Methods. This multicenter phase II study enrolled Ph+ ALL patients aged 18 years or older, with no upper age limit. Prior to dasatinib, patients received a 7-day steroids pre-phase: steroids were continued for further 24 days and stopped at day 31. Dasatinib (140 mg/day) was administered as induction for 85 days. Thereafter, patients who obtained a complete hematologic response (CHR) received a post-induction consolidation treatment with blinatumomab at a flat dose of 28 μg/day. A minimum of 2 cycles was mandatory, while the administration of up to 3 additional cycles was allowed based on the response to blinatumomab and medical decision. Dasatinib was continued during treatment with blinatumomab. CNS prophylaxis was carried out during the whole treatment. Post-consolidation treatment was open.

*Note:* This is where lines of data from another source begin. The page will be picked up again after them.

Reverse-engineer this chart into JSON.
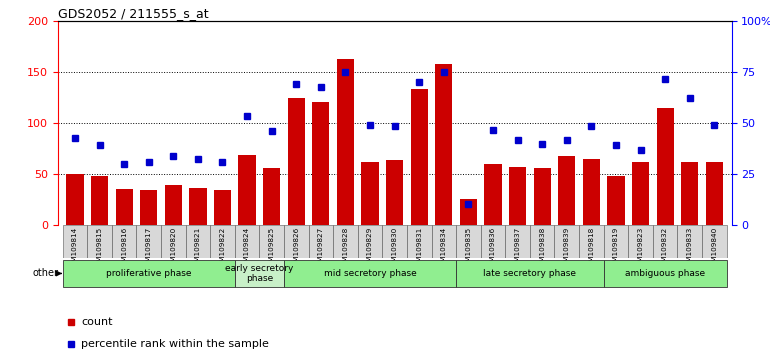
{
  "title": "GDS2052 / 211555_s_at",
  "samples": [
    "GSM109814",
    "GSM109815",
    "GSM109816",
    "GSM109817",
    "GSM109820",
    "GSM109821",
    "GSM109822",
    "GSM109824",
    "GSM109825",
    "GSM109826",
    "GSM109827",
    "GSM109828",
    "GSM109829",
    "GSM109830",
    "GSM109831",
    "GSM109834",
    "GSM109835",
    "GSM109836",
    "GSM109837",
    "GSM109838",
    "GSM109839",
    "GSM109818",
    "GSM109819",
    "GSM109823",
    "GSM109832",
    "GSM109833",
    "GSM109840"
  ],
  "counts": [
    50,
    48,
    35,
    34,
    39,
    36,
    34,
    69,
    56,
    125,
    121,
    163,
    62,
    64,
    133,
    158,
    25,
    60,
    57,
    56,
    68,
    65,
    48,
    62,
    115,
    62,
    62
  ],
  "percentiles_left_scale": [
    85,
    78,
    60,
    62,
    68,
    65,
    62,
    107,
    92,
    138,
    135,
    150,
    98,
    97,
    140,
    150,
    20,
    93,
    83,
    79,
    83,
    97,
    78,
    73,
    143,
    125,
    98
  ],
  "phases": [
    {
      "label": "proliferative phase",
      "start": 0,
      "end": 6,
      "color": "#90ee90"
    },
    {
      "label": "early secretory\nphase",
      "start": 7,
      "end": 8,
      "color": "#c8f0c8"
    },
    {
      "label": "mid secretory phase",
      "start": 9,
      "end": 15,
      "color": "#90ee90"
    },
    {
      "label": "late secretory phase",
      "start": 16,
      "end": 21,
      "color": "#90ee90"
    },
    {
      "label": "ambiguous phase",
      "start": 22,
      "end": 26,
      "color": "#90ee90"
    }
  ],
  "bar_color": "#cc0000",
  "dot_color": "#0000cc",
  "ylim_left": [
    0,
    200
  ],
  "yticks_left": [
    0,
    50,
    100,
    150,
    200
  ],
  "yticks_right_pos": [
    0,
    50,
    100,
    150,
    200
  ],
  "ytick_labels_right": [
    "0",
    "25",
    "50",
    "75",
    "100%"
  ],
  "plot_bg_color": "#ffffff",
  "tick_bg_color": "#d8d8d8"
}
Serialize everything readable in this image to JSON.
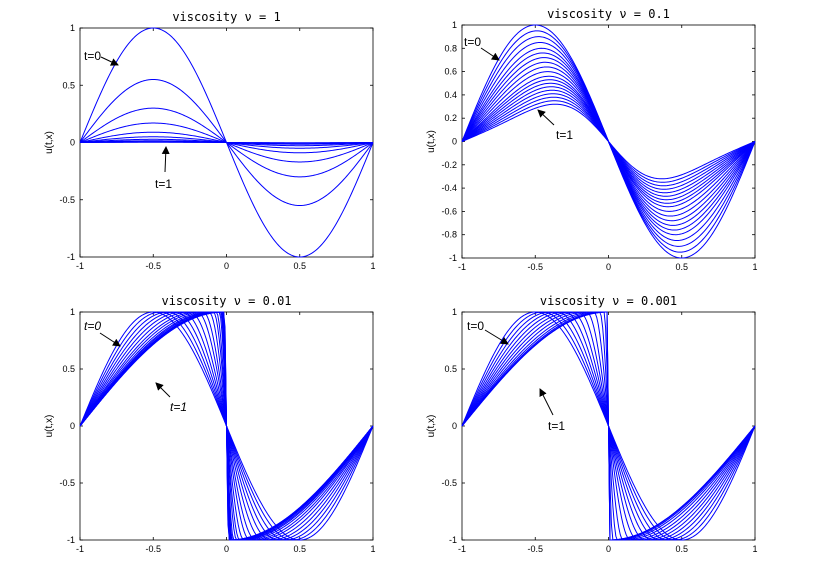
{
  "colors": {
    "curve": "#0000ff",
    "axes": "#000000",
    "background": "#ffffff"
  },
  "chart_data": [
    {
      "type": "line",
      "title": "viscosity ν = 1",
      "ylabel": "u(t,x)",
      "xlim": [
        -1,
        1
      ],
      "ylim": [
        -1,
        1
      ],
      "xticks": [
        "-1",
        "-0.5",
        "0",
        "0.5",
        "1"
      ],
      "yticks": [
        "1",
        "0.5",
        "0",
        "-0.5",
        "-1"
      ],
      "amplitudes": [
        1.0,
        0.55,
        0.3,
        0.17,
        0.09,
        0.05,
        0.028,
        0.015,
        0.008,
        0.004,
        0.002
      ],
      "annotations": [
        {
          "text": "t=0",
          "italic": false
        },
        {
          "text": "t=1",
          "italic": false
        }
      ]
    },
    {
      "type": "line",
      "title": "viscosity ν = 0.1",
      "ylabel": "u(t,x)",
      "xlim": [
        -1,
        1
      ],
      "ylim": [
        -1,
        1
      ],
      "xticks": [
        "-1",
        "-0.5",
        "0",
        "0.5",
        "1"
      ],
      "yticks": [
        "1",
        "0.8",
        "0.6",
        "0.4",
        "0.2",
        "0",
        "-0.2",
        "-0.4",
        "-0.6",
        "-0.8",
        "-1"
      ],
      "amplitudes": [
        1.0,
        0.95,
        0.9,
        0.85,
        0.8,
        0.76,
        0.72,
        0.68,
        0.64,
        0.6,
        0.56,
        0.53,
        0.5,
        0.47,
        0.44,
        0.41,
        0.38,
        0.35,
        0.32
      ],
      "annotations": [
        {
          "text": "t=0",
          "italic": false
        },
        {
          "text": "t=1",
          "italic": false
        }
      ]
    },
    {
      "type": "line",
      "title": "viscosity ν = 0.01",
      "ylabel": "u(t,x)",
      "xlim": [
        -1,
        1
      ],
      "ylim": [
        -1,
        1
      ],
      "xticks": [
        "-1",
        "-0.5",
        "0",
        "0.5",
        "1"
      ],
      "yticks": [
        "1",
        "0.5",
        "0",
        "-0.5",
        "-1"
      ],
      "peaks": [
        -0.5,
        -0.45,
        -0.4,
        -0.35,
        -0.3,
        -0.25,
        -0.2,
        -0.16,
        -0.12,
        -0.09,
        -0.07,
        -0.05,
        -0.04,
        -0.035,
        -0.03,
        -0.025,
        -0.022,
        -0.02,
        -0.018,
        -0.016,
        -0.015
      ],
      "annotations": [
        {
          "text": "t=0",
          "italic": true
        },
        {
          "text": "t=1",
          "italic": true
        }
      ]
    },
    {
      "type": "line",
      "title": "viscosity ν = 0.001",
      "ylabel": "u(t,x)",
      "xlim": [
        -1,
        1
      ],
      "ylim": [
        -1,
        1
      ],
      "xticks": [
        "-1",
        "-0.5",
        "0",
        "0.5",
        "1"
      ],
      "yticks": [
        "1",
        "0.5",
        "0",
        "-0.5",
        "-1"
      ],
      "peaks": [
        -0.5,
        -0.45,
        -0.4,
        -0.35,
        -0.3,
        -0.25,
        -0.2,
        -0.15,
        -0.1,
        -0.06,
        -0.03,
        -0.01,
        -0.003,
        -0.001
      ],
      "annotations": [
        {
          "text": "t=0",
          "italic": false
        },
        {
          "text": "t=1",
          "italic": false
        }
      ]
    }
  ]
}
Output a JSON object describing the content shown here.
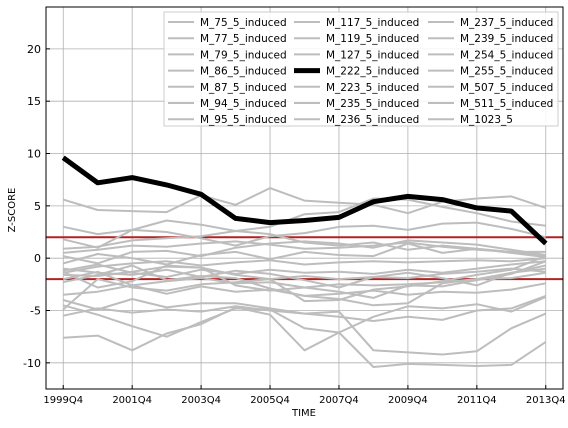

Results. Between May 2017 and January 2019, 63 patients have been enrolled. Median age was 54.5 years (range: 24.1-81.7), 54% were female, the median white blood cell count (WBC) was 42 x10⁹/l (range: 0.63-63.5) and 65.1% carried the p190 fusion. Copy number aberration analysis showed that the most frequent lesion was, as expected, IKZF1 deletion (54%): 23.9% of patients were thus classified as IKZF1plus (i.e. IKZF1 and/or PAX5 and/or CDKN2A/B deletions). The median follow-up is 10 months (range: 0.9-21.5). So far, 61 patients have completed induction, 55 the 1^st cycle of blinatumomab, 47 the 2^nd cycle, 33 the 3^rd, 26 the 4^th and 17 the 5^th. Two patients have gone off protocol for medical decision and toxicity, and 1 died during induction. At the end of the induction with dasatonib, 17/58 pts (29.3%) had a molecular response (6 CMR and 11 PNQ). At the primary endpoint (end of the 2^nd cycle of blinatumomab), 27/47 (56.3%) had a molecular response (17 CMR and 10 PNQ). The rates of molecular responses further increased after subsequent cycles of blinatumomab: 65.7% after the 3^rd cycle and 80% after the 4^th cycle. ABL1 mutational analysis was carried out in 15 patients with evidence of a MRD increase: 8 cases were WT, while mutations were detected in 7 (6 T315I, and 1 E255K). All mutations but 1 occurred prior to the start of blinatumomab and all were "cleared" by blinatumomab. The analysis of the immunologic compartment carried out in 12 patients who completed all 5 cycles of blinatumomab showed a significant increase in the rate of CD8+ T cells (19.8% before the start of blinatumomab and 29% after the 5^th cycle, p=0.04) and a significant reduction in the rate of Tregs (11% before blinatumomab and 3.7% after the 5^th cycle, p=0.02). Overall, 5 relapses have been recorded (2 hematologic, 2 isolated CNS and 1 nodal). The 12-month OS and DFS are 94.2% and 87.8%. A significantly inferior DFS (61.4%, p=0.01) was observed in IKZF1plus cases: these patients were prone to develop deleterious mutations. So far, 12 patients have been allografted and no transplant-related mortality has been recorded.

Conclusions. In the first chemo-free induction-consolidation protocol for adult Ph+ ALL patients of all ages based on a combination of a targeted and immunotherapeutic strategy, the rates of molecular responses and survival are highly promising; patients harboring IKZF1 plus represent, also in this setting, a clinical challenge.